Le chef de l’humanitaire de l’ONU, Martin Griffiths, a réclamé lundi le retour des femmes afghanes dans l’humanitaire, jugeant leur rôle central et essentiel dans ce secteur. Lors d’une conférence de presse à New York, le Secrétaire général adjoint des Nations Unies aux affaires humanitaires a décrit sa visite la semaine dernière en Afghanistan avec trois représentants d’organisations partenaires, durant laquelle les autorités de facto talibanes leur ont assuré que de nouvelles directives pourraient ré-autoriser prochainement le travail des femmes dans l’humanitaire.
Durant cette visite de quatre jours, Martin Griffiths dit avoir rencontré des partenaires humanitaires présents dans le pays, mais surtout les autorités de facto pour discuter de la récente exclusion des femmes des opérations humanitaires en Afghanistan. Le chef de l’humanitaire de l’ONU s’est ainsi entretenu avec neuf personnalités du gouvernement, dont les ministres des Affaires étrangères, de l’Economie, de l’Intérieur et deux Premier ministres adjoints.

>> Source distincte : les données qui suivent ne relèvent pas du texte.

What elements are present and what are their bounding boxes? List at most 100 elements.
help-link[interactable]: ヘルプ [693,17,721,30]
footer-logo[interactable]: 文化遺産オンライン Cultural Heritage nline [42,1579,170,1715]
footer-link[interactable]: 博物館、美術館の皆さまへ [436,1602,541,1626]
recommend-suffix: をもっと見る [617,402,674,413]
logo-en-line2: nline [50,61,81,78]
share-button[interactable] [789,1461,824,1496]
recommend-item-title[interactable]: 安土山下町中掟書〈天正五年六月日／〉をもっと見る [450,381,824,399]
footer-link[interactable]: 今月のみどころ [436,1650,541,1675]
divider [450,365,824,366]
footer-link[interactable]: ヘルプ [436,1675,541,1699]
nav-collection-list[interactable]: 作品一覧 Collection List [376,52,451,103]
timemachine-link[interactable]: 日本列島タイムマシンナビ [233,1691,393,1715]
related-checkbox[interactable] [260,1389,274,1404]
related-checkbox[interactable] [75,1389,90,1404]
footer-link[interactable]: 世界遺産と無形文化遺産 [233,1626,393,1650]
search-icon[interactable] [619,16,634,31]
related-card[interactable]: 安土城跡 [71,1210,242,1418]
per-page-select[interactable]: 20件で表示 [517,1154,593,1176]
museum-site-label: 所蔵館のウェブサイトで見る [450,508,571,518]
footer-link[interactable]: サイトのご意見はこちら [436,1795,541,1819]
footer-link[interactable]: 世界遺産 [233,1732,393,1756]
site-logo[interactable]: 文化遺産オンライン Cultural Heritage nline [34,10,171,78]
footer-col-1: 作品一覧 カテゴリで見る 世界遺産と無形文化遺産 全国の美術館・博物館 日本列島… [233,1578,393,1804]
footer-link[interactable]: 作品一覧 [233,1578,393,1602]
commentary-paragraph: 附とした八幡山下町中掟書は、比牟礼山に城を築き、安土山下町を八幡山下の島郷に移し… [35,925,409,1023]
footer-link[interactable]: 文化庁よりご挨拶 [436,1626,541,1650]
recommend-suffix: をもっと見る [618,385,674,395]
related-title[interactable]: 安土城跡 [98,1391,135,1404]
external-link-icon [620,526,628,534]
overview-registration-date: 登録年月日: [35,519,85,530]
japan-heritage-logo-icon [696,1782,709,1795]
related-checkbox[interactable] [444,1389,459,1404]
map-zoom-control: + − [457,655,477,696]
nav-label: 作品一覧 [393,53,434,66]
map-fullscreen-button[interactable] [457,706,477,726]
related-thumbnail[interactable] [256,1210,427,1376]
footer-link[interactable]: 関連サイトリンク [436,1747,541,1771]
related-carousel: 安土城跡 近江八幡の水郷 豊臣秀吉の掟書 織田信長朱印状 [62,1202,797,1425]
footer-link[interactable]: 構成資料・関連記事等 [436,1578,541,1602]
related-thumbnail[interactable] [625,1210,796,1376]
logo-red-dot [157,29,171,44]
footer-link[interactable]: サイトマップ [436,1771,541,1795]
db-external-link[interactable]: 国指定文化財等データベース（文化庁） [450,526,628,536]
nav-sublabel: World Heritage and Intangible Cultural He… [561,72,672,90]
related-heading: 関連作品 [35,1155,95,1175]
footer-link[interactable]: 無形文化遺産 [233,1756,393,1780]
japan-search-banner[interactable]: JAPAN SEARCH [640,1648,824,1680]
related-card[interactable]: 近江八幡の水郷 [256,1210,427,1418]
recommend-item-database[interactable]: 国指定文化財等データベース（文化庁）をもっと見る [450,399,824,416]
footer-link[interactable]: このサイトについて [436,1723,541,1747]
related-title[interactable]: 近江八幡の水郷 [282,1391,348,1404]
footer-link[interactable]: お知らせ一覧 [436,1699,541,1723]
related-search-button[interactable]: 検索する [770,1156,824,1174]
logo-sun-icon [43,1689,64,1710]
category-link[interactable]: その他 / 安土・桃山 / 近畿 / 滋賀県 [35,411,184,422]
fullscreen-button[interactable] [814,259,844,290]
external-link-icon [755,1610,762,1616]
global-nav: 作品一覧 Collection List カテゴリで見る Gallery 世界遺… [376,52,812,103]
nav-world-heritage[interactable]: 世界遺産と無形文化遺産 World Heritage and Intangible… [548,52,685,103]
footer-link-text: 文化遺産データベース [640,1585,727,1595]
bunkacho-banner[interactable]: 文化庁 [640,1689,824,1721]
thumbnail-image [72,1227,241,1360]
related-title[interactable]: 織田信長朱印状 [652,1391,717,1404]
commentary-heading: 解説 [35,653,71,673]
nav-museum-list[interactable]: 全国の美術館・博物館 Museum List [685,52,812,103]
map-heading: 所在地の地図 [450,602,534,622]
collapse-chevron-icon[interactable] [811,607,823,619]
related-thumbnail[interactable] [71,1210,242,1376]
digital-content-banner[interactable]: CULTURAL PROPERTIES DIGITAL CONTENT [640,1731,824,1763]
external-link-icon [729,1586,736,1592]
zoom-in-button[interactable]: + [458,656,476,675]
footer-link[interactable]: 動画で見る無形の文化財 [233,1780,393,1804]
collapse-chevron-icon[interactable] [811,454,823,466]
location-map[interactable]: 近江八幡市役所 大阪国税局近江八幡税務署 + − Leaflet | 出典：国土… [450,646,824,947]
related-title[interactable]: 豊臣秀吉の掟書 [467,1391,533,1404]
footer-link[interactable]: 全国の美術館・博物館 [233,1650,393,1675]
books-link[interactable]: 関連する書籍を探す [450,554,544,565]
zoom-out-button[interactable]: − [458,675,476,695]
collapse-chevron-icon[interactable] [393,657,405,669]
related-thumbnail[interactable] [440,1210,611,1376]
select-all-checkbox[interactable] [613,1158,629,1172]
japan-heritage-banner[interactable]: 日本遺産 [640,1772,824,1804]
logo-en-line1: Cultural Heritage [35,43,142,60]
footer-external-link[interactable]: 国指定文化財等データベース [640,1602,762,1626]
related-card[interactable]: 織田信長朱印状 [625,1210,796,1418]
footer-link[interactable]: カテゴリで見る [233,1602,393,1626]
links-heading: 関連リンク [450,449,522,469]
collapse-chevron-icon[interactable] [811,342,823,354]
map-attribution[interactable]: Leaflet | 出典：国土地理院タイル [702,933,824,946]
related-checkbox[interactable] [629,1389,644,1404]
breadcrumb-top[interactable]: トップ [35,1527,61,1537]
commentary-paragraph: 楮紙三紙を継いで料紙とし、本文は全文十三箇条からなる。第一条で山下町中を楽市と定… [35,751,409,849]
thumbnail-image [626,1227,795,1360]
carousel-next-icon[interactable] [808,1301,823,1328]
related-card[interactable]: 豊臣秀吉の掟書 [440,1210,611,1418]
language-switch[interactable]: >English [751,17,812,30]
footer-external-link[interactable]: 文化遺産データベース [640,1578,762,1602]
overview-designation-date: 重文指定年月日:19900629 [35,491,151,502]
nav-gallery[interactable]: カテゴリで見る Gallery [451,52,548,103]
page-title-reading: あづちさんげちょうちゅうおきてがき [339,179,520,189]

Rappelant que le ministre afghan de la Santé publique avait déjà, au lendemain des décrets du 24 décembre, accordé des exceptions à l’exclusion des femmes du secteur de la santé et de l’éducation, Martin Griffiths dit s’être appuyé sur ces précédents pour exprimer son opposition à ce bannissement des femmes du secteur humanitaire et demander de nouvelles exceptions. Il a déclaré à la presse que durant toutes ces rencontres, les responsables afghans lui avaient assuré que « des directives étaient en préparation qui permettraient leur retour en fonction dans l’humanitaire ».
Faire passer un message clair aux Talibans
« Pour avoir travaillé avec les Talibans depuis deux à trois décennies, ce n’est pas la première fois qu’ils me demandent d’être patients », a confié Martin Griffiths, ajoutant que leur décision était encore matière à spéculations.
« Attendons de voir si ces directives voient le jour, et si elles sont bénéfiques. Attendons de voir quelle place elles donnent au travail des femmes dans les opérations humanitaires », a-t-il résumé. « De notre point de vue, nous avons clairement fait passer le message que les femmes ont un rôle central et essentiel dans le secteur humanitaire, en plus des droits qui leurs reviennent et qu’il nous faut les voir revenir au travail ».
Des discriminations qui coûteront des vies humaines
Pour sa part, Sofia Sprechman Sineiro, Secrétaire générale de l’organisation humanitaire Care International, a souligné que les deux tiers de la population afghane, soit 28 millions de personnes, ont grand besoin d’aide, alors que six millions de personnes sont au bord de la famine.
Déplorant les résultats de trois années de sécheresse, de déclin économique, ajoutés aux effets de 40 ans de conflits, elle rappelé que les Afghans endurent aujourd’hui l’hiver le plus froid des quinze dernières années, avec des températures pouvant descendre à moins 29 degrés Celsius.
Sofia Sprechman Sineiro, décrivant sa visite d’une clinique de l’UNICEF proche de Kaboul, ouverte grâce à l’exception accordée par les Talibans au travail des femmes dans le domaine de la santé, dit avoir appris par le personnel que 15% des enfants soignés dans ce centre souffrent de malnutrition aigüe. « C’est tout simplement inacceptable », a-t-elle déclaré. « Ces services sont l’épine dorsale de la réponse humanitaire en Afghanistan où les ONG effectuent 70% de l’assistance à la population. Qu’il n’y ait aucune ambiguïté sur ce point : lier les mains des ONG en interdisant aux femmes de prodiguer des soins vitaux à d’autres femmes coûtera des vies humaines ».
200.000 filles sont toujours à l’école
Omar Abdy, Directeur adjoint des programmes de l’UNICEF, a ajouté que la délégation avait aussi demandé l’inclusion complète des femmes dans la vie publique, et particulièrement dans l’enseignement secondaire.
« Les chiffres sont alarmants », a-t-il déclaré. « Plus d’un million de filles qui auraient dû suivre l’enseignement secondaire ont été privées d’éducation depuis trois ans, d’abord en raison de la Covid-19, puis, depuis septembre 2021, à cause de l’exclusion des écoles secondaires. Enfin l’annonce, le 20 décembre de l’interdiction des femmes dans l’enseignement supérieur a brisé leurs espoirs de retrouver un enseignement ». Il a pourtant reconnu quelques signes positifs, comme le fait que 200.000 filles continuent d’aller à l’école dans 12 provinces ou que les enseignantes du secondaire continuent de recevoir leurs salaires. Omar Abdy a reçu l’assurance par un responsable afghan que le gouvernement taliban « n’a rien contre l’éducation des filles, et que les écoles rouvriront dès la promulgation des nouvelles directives ».